Response to Snooper’s Charter: URL Searches Are Broadly Available in the US
In an unsuccessful effort to beat ACLU in a lawsuit over the constitutionality of the Child Online Protection Act, in 2005 DOJ sent a subpoena to Google asking for “all URL’s that are available to be located to a query on your company’s search engine as of July 31, 2005” and “all queries that have been entered on your company’s search engine between June 1, 2005 and July 31, 2005.” By challenging the order, Google was able to get the request significantly reduced. But it is understood that DOJ sent the same request to Yahoo, Microsoft, and AOL, and those providers substantially complied (it’s possible they negotiated what DOJ claimed was a more reasonable production of 1 million randomly-selected URLs and one week of actual searches with Personally Identifiable Information removed, but they are presumed to have done at least that much).

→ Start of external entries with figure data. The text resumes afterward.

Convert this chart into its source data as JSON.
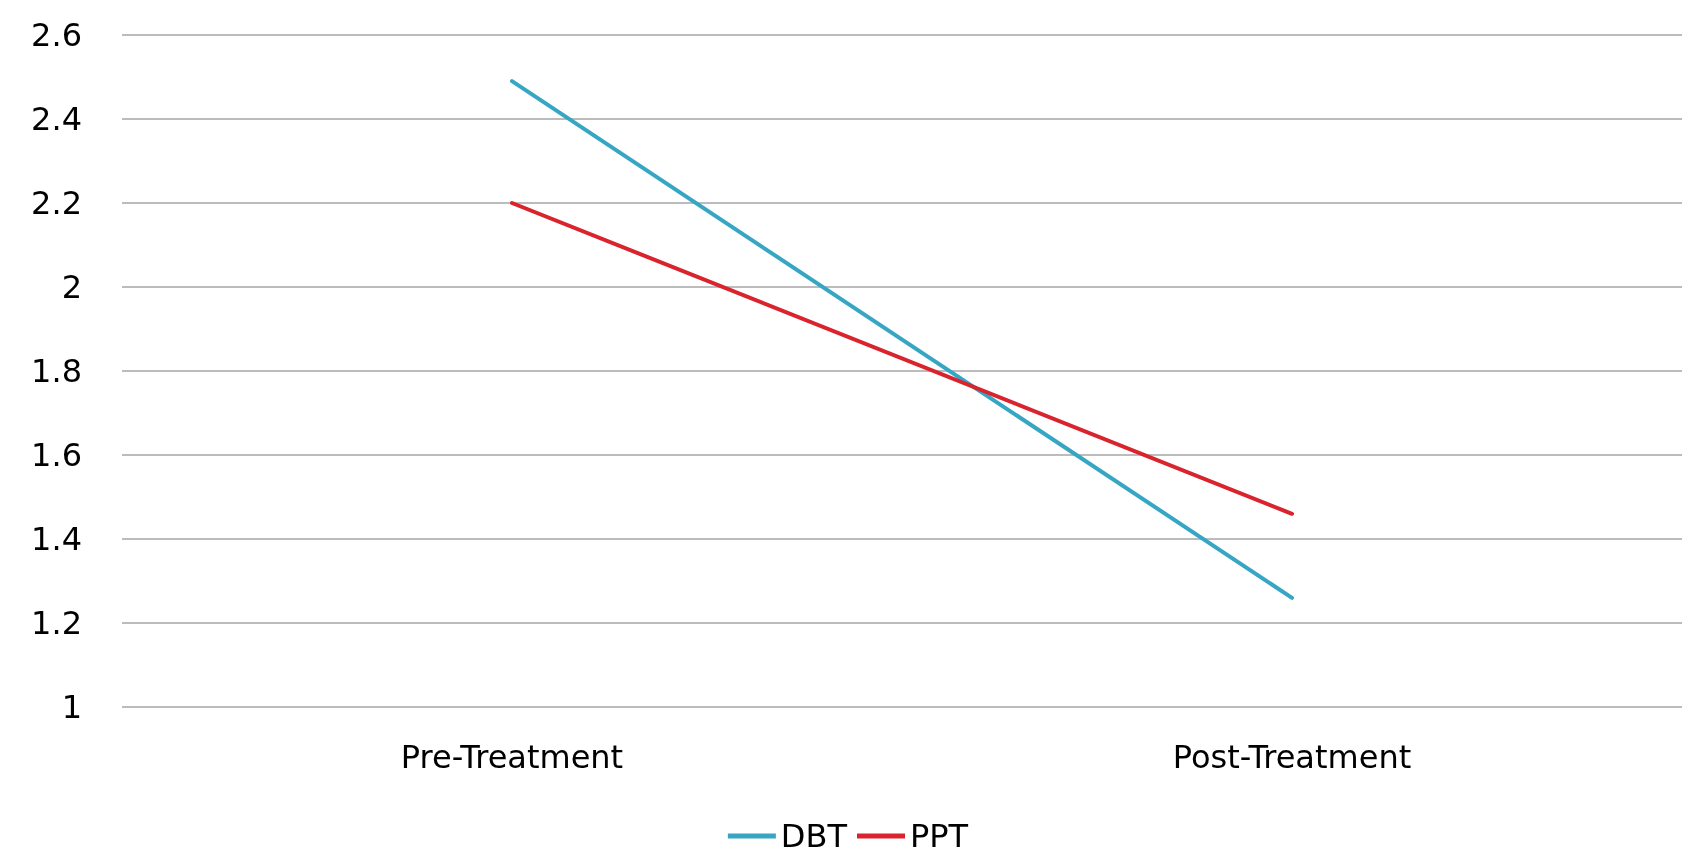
{
  "chart_data": {
    "type": "line",
    "categories": [
      "Pre-Treatment",
      "Post-Treatment"
    ],
    "series": [
      {
        "name": "DBT",
        "color": "#36a6c4",
        "values": [
          2.49,
          1.26
        ]
      },
      {
        "name": "PPT",
        "color": "#d9242e",
        "values": [
          2.2,
          1.46
        ]
      }
    ],
    "ylim": [
      1,
      2.6
    ],
    "yticks": [
      1,
      1.2,
      1.4,
      1.6,
      1.8,
      2,
      2.2,
      2.4,
      2.6
    ],
    "grid": "y",
    "legend": "bottom",
    "marker": "none",
    "line_style": "solid"
  }
}
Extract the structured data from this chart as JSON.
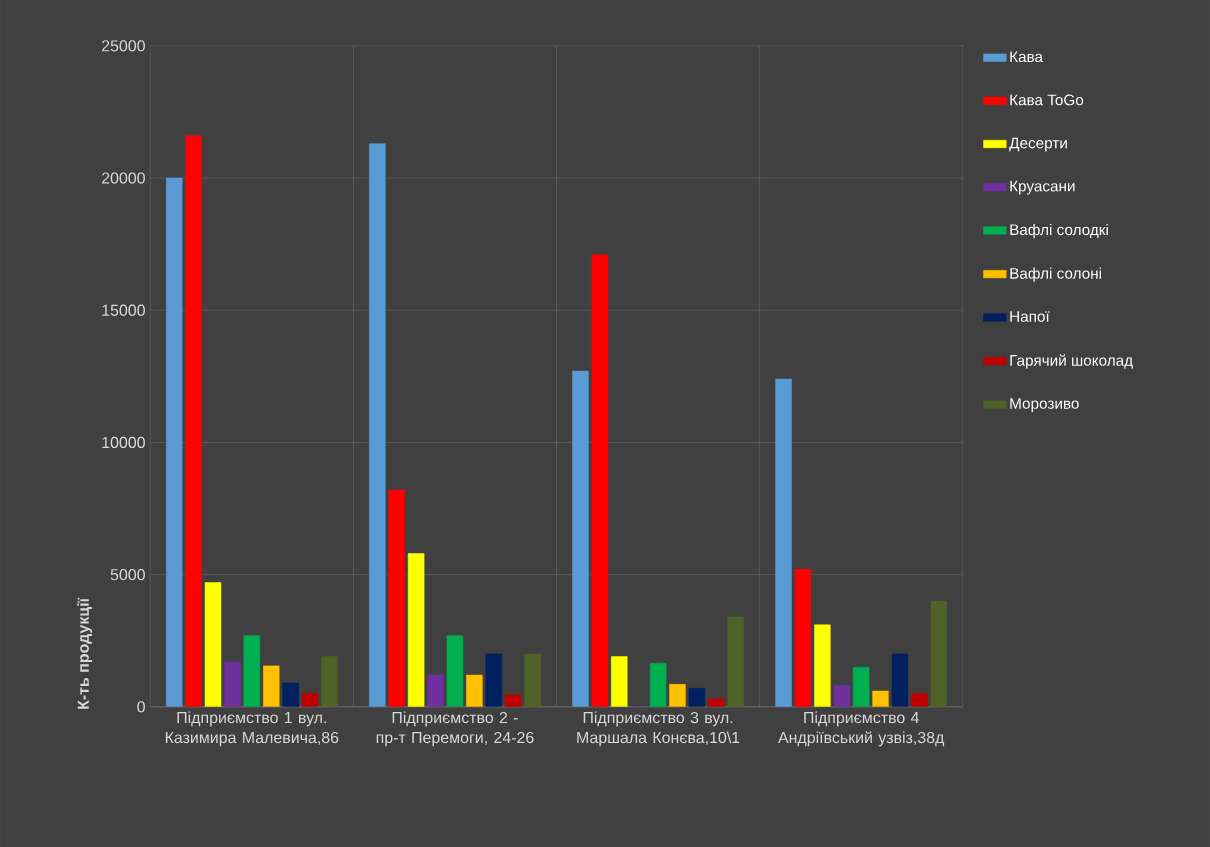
{
  "chart_data": {
    "type": "bar",
    "ylabel": "К-ть продукції",
    "categories": [
      "Підприємство 1 вул. Казимира Малевича,86",
      "Підприємство 2 - пр-т Перемоги, 24-26",
      "Підприємство 3 вул. Маршала Конєва,10\\1",
      "Підприємство 4 Андріївський узвіз,38д"
    ],
    "series": [
      {
        "name": "Кава",
        "color": "#5b9bd5",
        "values": [
          20000,
          21300,
          12700,
          12400
        ]
      },
      {
        "name": "Кава ToGo",
        "color": "#ff0000",
        "values": [
          21600,
          8200,
          17100,
          5200
        ]
      },
      {
        "name": "Десерти",
        "color": "#ffff00",
        "values": [
          4700,
          5800,
          1900,
          3100
        ]
      },
      {
        "name": "Круасани",
        "color": "#7030a0",
        "values": [
          1700,
          1200,
          0,
          800
        ]
      },
      {
        "name": "Вафлі солодкі",
        "color": "#00b050",
        "values": [
          2700,
          2700,
          1650,
          1500
        ]
      },
      {
        "name": "Вафлі солоні",
        "color": "#ffc000",
        "values": [
          1550,
          1200,
          850,
          600
        ]
      },
      {
        "name": "Напої",
        "color": "#002060",
        "values": [
          900,
          2000,
          700,
          2000
        ]
      },
      {
        "name": "Гарячий шоколад",
        "color": "#c00000",
        "values": [
          500,
          450,
          300,
          500
        ]
      },
      {
        "name": "Морозиво",
        "color": "#4f6228",
        "values": [
          1900,
          2000,
          3400,
          4000
        ]
      }
    ],
    "ylim": [
      0,
      25000
    ],
    "yticks": [
      0,
      5000,
      10000,
      15000,
      20000,
      25000
    ],
    "grid": true,
    "legend": "right"
  }
}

That’s a demonstration of the fact that the Federal government can and has gotten massive amounts of URL data from search engine operators with only a subpoena. The government can and does get such information in criminal investigations with a subpoena as well. The government probably faces more scrutiny when using FISA to get such information, as since 2009 it has likely falled under Section 215 and the minimization procedures finally adopted in 2013, but that would still represent access to URLs with a relevance standard.
Which means the primary limit on the government’s access to URL searches with a subpoena in the US is providers’ data retention policy. And that means URL searches are, in general, readily available. Neither Google nor Microsoft state in their privacy policy how long they retain this stuff — though in response to European pressure and to stave off regulation on the issue, in 2010 Google stated it would “only” retain and associate URLs with individual users for 18-24 months, and Microsoft claimed it would only associate Bing records with IPs for 6 months (though that claim is no longer available on its site). Yahoo keeps search data tracked to user for 18 months, with some law enforcement exceptions. All would keep the searches, but de-identify from individual users, thereafter.
Google now permits users to delete past searches (though again, it keeps the searches themselves).
That means for 97% of US users, URL searches will be available to law enforcement with a subpoena for at least 6 months and more often 18 months, unless opting out in Google makes such things genuinely unavailable to law enforcement requests.
On the ISP side, Comcast — which serves half of America’s broadband users — in the recent past has said it keeps IP records for 6 months (though I’m not sure if that’s still in their privacy policy). Time Warner, which has a 13% market share, doesn’t appear to say, though it has said 6 months in the past. So for the overwhelming majority of broadband subscribers in the US, that information will be available for at least 6 months and possibly far longer. That information, too, is available with a subpoena.
I raise this because one of the things in the British Snooper’s Charter — a scary, comprehensive new surveillance bill designed, for the most part, to provide legal basis for the existing practice — rolled out earlier this week that people have reacted against is the proposed mandate in the bill that would require all providers to keep records of internet activity for a year. That is a problem. But not only does the proposal appear to be intended for more targeted use (that is, data retention requests that would override all of the above retention deadlines), it also is explicitly intended for more limited use. Unlike in the US, investigators are not supposed to be able to find out details of what people were doing online. Such information commonly appears in terrorist (especially) criminal cases.
That is, in most areas (not all; location data is one area where UK practice is clearly worse) where the Snooper’s Charter seems extreme, the reality for the overwhelming majority of Americans rivals what will be mandated under the UK bill. What the UK bill may do is eliminate the safety of services like DuckDuckGo (which doesn’t keep records of your searches), as well as the value of opt-out policies to the extent they really protect a user from law enforcement.
But if people think what’s in the Snooper’s Charter is bad, then you also need to be worried about the reality in the US for most users.
I will have far more to say about the Snooper’s Charter going forward. But one reason why people seem more worried about the Snooper’s Charter than similar permissions here in the US is that we have not had a Snowden for the FBI. That is, much of what is described in the Snooper’s Charter involves domestic intelligence. And the FBI has never been asked to provide a comprehensive view of all the kinds of surveillance it uses (indeed, it has succeeded in evading legal oversight in a number of ways), and very very little of it got included in Snowden’s leaks.
For all the problems of the policies laid out in the Snooper’s Charter, at least the UK’s spooks and cops have had to reveal what they’re actually doing. It’s high time for FBI (and DEA and all the other surveillance-crazy domestic law enforcement agencies in the US) to do the same.
Updated: Corrected an error in DOJ’s “reasonable” request to Google and tweaked for clarity.